Tu voto, para recuperar la democracia

Tu voto, para recuperar la democracia

“Recuperar la democracia implica mucho más que sostener procesos electorales. Supone restituir el funcionamiento de las instituciones, garantizar un equilibrio real de poderes y reconstruir la legitimidad del Estado. Exige, además, políticas públicas inclusivas”.

[ENTRE BRUJAS] A pocos días del 12 de abril, fecha de las elecciones generales, el Perú no se enfrenta a una jornada electoral ordinaria. Lo que está en juego es la posibilidad de iniciar un proceso de recuperación democrática tras años de deterioro institucional, debilitamiento del equilibrio de poderes y progresiva captura del Estado por sectores corruptos que se perpetúan en la política peruana.

En este contexto, durante los últimos meses ha cobrado visibilidad la campaña “Por estos no”, expresión de un legítimo hartazgo ciudadano frente a actores políticos vinculados a la corrupción, al oportunismo y a la falta de ética. Sin embargo, esta reacción, aunque necesaria, resulta insuficiente si no se acompaña de una mirada más amplia. Recuperar la democracia no pasa solo por excluir a determinados actores, sino por evitar que se reinstalen —con nuevos rostros o discursos— prácticas autoritarias, populistas o contrarias a los derechos humanos.
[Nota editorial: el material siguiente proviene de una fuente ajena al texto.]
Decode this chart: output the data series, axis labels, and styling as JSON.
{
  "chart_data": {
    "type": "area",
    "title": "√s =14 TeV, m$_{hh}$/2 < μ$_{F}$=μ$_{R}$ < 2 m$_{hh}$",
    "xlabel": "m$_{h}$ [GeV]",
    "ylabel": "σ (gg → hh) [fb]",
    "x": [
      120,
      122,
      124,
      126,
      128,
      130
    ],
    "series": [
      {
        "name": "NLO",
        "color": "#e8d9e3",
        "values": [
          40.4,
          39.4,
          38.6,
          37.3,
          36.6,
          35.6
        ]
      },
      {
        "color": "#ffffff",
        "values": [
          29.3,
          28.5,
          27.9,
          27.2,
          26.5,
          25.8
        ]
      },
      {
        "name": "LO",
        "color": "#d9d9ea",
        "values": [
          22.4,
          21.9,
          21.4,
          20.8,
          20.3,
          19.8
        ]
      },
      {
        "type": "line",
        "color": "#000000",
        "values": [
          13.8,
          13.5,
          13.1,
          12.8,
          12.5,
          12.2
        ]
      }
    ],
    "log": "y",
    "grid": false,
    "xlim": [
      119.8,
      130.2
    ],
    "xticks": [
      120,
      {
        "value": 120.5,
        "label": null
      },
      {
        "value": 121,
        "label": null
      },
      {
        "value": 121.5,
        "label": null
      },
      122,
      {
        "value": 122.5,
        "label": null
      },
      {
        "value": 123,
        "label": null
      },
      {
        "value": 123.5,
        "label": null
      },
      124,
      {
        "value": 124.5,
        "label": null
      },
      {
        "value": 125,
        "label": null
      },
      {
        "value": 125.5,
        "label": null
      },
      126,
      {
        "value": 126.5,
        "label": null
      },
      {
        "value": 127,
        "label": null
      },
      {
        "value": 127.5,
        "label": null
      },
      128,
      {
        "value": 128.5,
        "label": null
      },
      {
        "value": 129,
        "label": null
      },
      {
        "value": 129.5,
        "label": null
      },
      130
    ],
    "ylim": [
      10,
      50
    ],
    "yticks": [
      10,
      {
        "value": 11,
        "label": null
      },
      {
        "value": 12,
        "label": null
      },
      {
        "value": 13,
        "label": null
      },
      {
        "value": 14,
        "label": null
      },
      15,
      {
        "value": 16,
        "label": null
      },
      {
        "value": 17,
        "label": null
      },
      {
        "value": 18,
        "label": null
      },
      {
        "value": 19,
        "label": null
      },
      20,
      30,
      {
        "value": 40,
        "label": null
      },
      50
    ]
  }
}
A estas alturas, no corresponde indicar por quién votar. Pero sí es imprescindible afirmar que el voto debe ser no solo estratégico, sino responsable. Responsable con un país que arrastra casi una década de inestabilidad política; con un Estado que enfrenta serias limitaciones frente al avance de economías ilegales y la criminalidad; y con una sociedad en la que las desigualdades estructurales —incluidas las de género— se han profundizado en un contexto de creciente vulnerabilidad.
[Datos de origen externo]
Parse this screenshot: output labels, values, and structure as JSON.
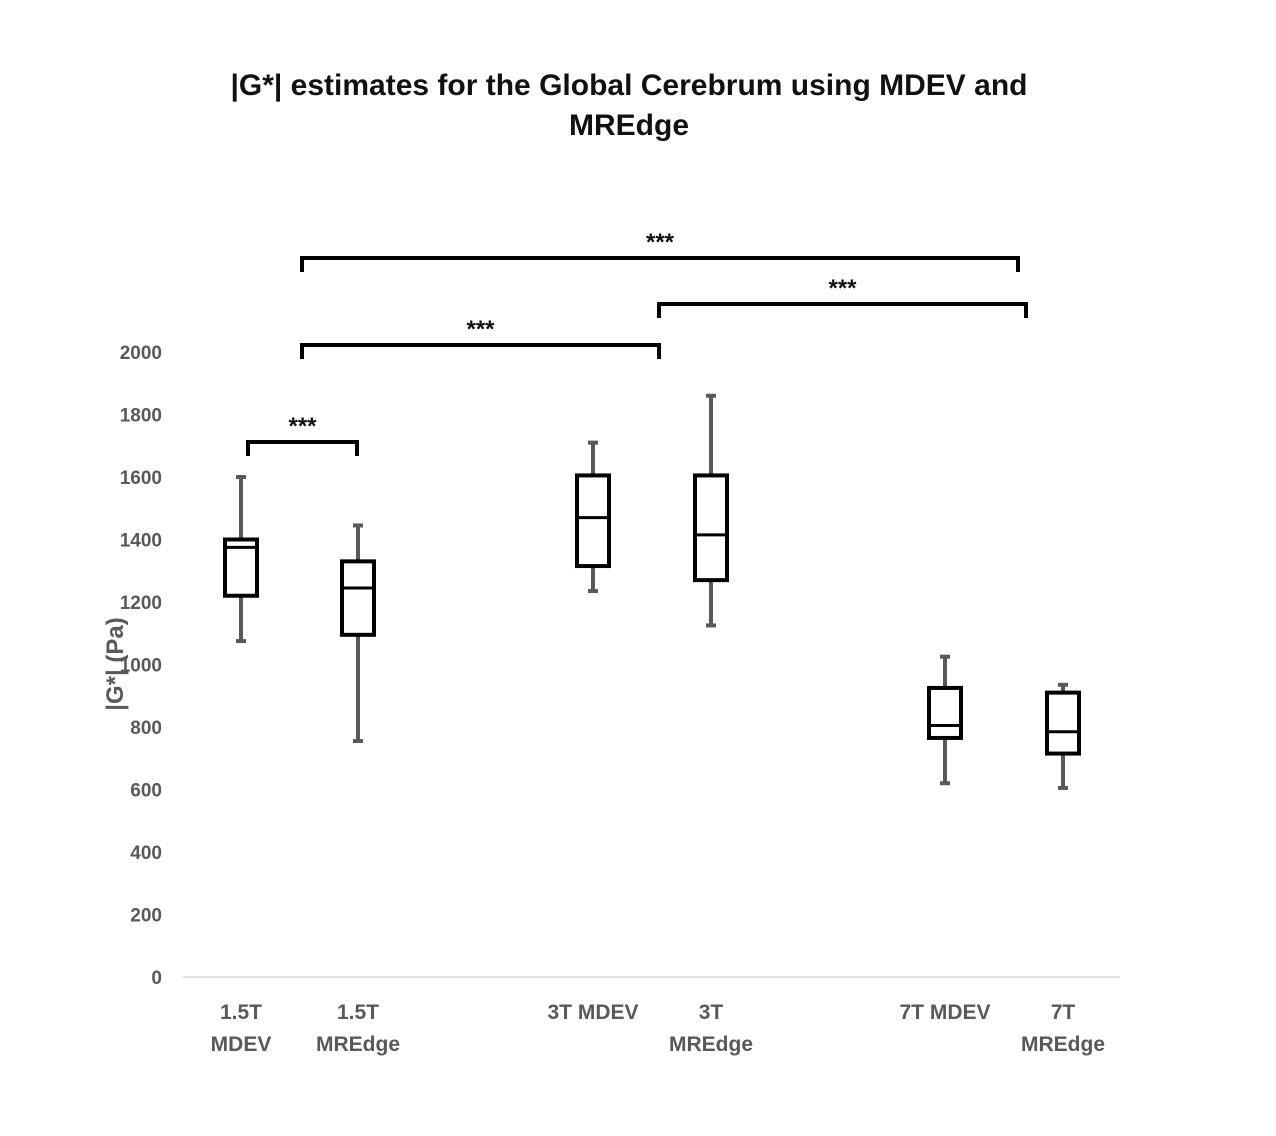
{
  "chart_data": {
    "type": "box",
    "title_lines": [
      "|G*| estimates for the Global Cerebrum using MDEV and",
      "MREdge"
    ],
    "title": "|G*| estimates for the Global Cerebrum using MDEV and MREdge",
    "xlabel": "",
    "ylabel": "|G*| (Pa)",
    "ylim": [
      0,
      2000
    ],
    "yticks": [
      0,
      200,
      400,
      600,
      800,
      1000,
      1200,
      1400,
      1600,
      1800,
      2000
    ],
    "grid": false,
    "categories": [
      {
        "lines": [
          "1.5T",
          "MDEV"
        ],
        "group": 0
      },
      {
        "lines": [
          "1.5T",
          "MREdge"
        ],
        "group": 0
      },
      {
        "lines": [
          "3T MDEV"
        ],
        "group": 1
      },
      {
        "lines": [
          "3T",
          "MREdge"
        ],
        "group": 1
      },
      {
        "lines": [
          "7T MDEV"
        ],
        "group": 2
      },
      {
        "lines": [
          "7T",
          "MREdge"
        ],
        "group": 2
      }
    ],
    "boxes": [
      {
        "name": "1.5T MDEV",
        "min": 1075,
        "q1": 1220,
        "median": 1375,
        "q3": 1400,
        "max": 1600
      },
      {
        "name": "1.5T MREdge",
        "min": 755,
        "q1": 1095,
        "median": 1245,
        "q3": 1330,
        "max": 1445
      },
      {
        "name": "3T MDEV",
        "min": 1235,
        "q1": 1315,
        "median": 1470,
        "q3": 1605,
        "max": 1710
      },
      {
        "name": "3T MREdge",
        "min": 1125,
        "q1": 1270,
        "median": 1415,
        "q3": 1605,
        "max": 1860
      },
      {
        "name": "7T MDEV",
        "min": 620,
        "q1": 765,
        "median": 805,
        "q3": 925,
        "max": 1025
      },
      {
        "name": "7T MREdge",
        "min": 605,
        "q1": 715,
        "median": 785,
        "q3": 910,
        "max": 935
      }
    ],
    "significance": [
      {
        "from": 0,
        "to": 1,
        "label": "***"
      },
      {
        "from": 1,
        "to": 3,
        "label": "***"
      },
      {
        "from": 3,
        "to": 5,
        "label": "***"
      },
      {
        "from": 1,
        "to": 5,
        "label": "***"
      }
    ]
  }
}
Recuperar la democracia implica mucho más que sostener procesos electorales. Supone restituir el funcionamiento de las instituciones, garantizar un equilibrio real de poderes y reconstruir la legitimidad del Estado. Exige, además, políticas públicas inclusivas.

En los últimos años, junto con el deterioro institucional, se ha instalado un clima de desconfianza, miedo e individualismo. Los sectores que han contribuido a este escenario —debilitando la justicia, relativizando la corrupción o mostrando indiferencia frente a la vulneración de derechos— deben ser sancionados y una forma es no darles el voto. Esto incluye no solo a quienes forman parte de redes de poder más evidentes, sino también a quienes, desde discursos aparentemente renovados, reproducen prácticas autoritarias o desestiman principios básicos de derechos humanos. Pues son, más de lo mismo.

En ese sentido, los discursos racistas, clasistas o machistas, así como la descalificación sistemática de la disidencia, no son elementos menores. Son señales de proyectos políticos incompatibles con una democracia sustantiva. La recuperación democrática exige colocar en el centro la dignidad de las personas y la vigencia de sus derechos. La defensa de los derechos humanos, no es un tema menor, sino una condición esencial para reconstruir el país.

La seguridad se garantiza con políticas serias, inteligencia, con acceso a la justicia y erradicación de la impunidad. No con discursos populistas sin asidero real.

El proceso electoral del 12 de abril no resolverá por sí solo la crisis que atravesamos, pero sí puede marcar un punto de inflexión. Recuperar la democracia exige hoy algo más que participar: demanda un voto consciente, informado y ético, capaz de trazar límites claros frente al autoritarismo y la impunidad, y de abrir paso —aunque sea gradualmente— a una política basada en la responsabilidad pública, el respeto a los derechos y la posibilidad real de reconstruir lo común.

Tu voto por la presidencia, el senado y la diputación importa y de este depende recuperar el país de la garra de la corrupción, la demencia y el autoritarismo.